One night a bomb, attached to his gate, killed Governor Steunenberg. Rewards of thousands of dollars were offered for the arrest of the murderers. That attracted the detectives. The Pinkerton Agency got busy. Eight years after the death of the governor, the labor leaders were arrested and charged with the crime of murder.
In those eight years the Western Federation of Miners had won the battle in the Coeur d’Alene district. An eight-hour day had been won. The miners had established their own stores. They had built libraries and hospitals. They had established funds for widows and orphans. Libraries took the place of saloons and hope the place of despair.
The mine owners paid spies to join the union, poor wretches who sold themselves to the slave owners for a pittance.
A poor tool of the corporations, of the detectives, a thing in the shape of a man, named Orchard, told of belonging to an inner circle of the Western Federation of Miners whose object it was to dynamite and assassinate. It was this inner circle to which the officers of the union belonged, and it was this circle, said he, that was responsible for the death, eight years before, of Governor Steunenberg.

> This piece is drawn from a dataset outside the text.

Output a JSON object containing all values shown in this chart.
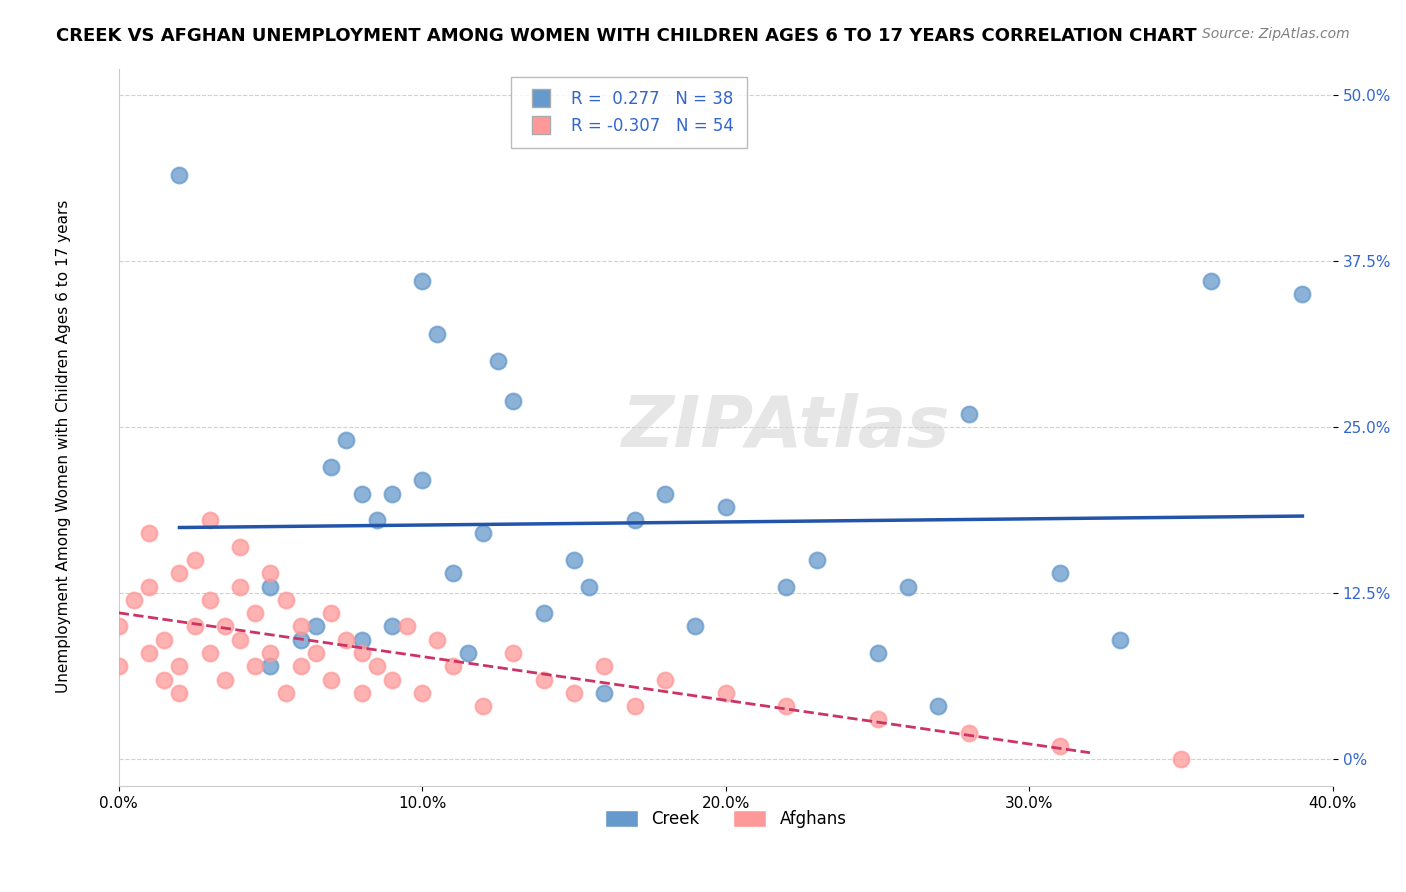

The trial was held in Boise, Idaho. President Roosevelt called the men “undesirable citizens” before they had been given a chance to defend themselves. In the end they were acquitted and those who sought to destroy them because of their labor in behalf of toiling humanity had to seek other methods of destroying the Western Federation of Miners.
CHAPTER XVI The Mexican Revolution
In 1910 I was summoned as a witness before Congress on the Mexican question. Mexico at that time was in revolution against the brutal oppression of the tyrant, Diaz.
Congressman Wilson asked me where I lived.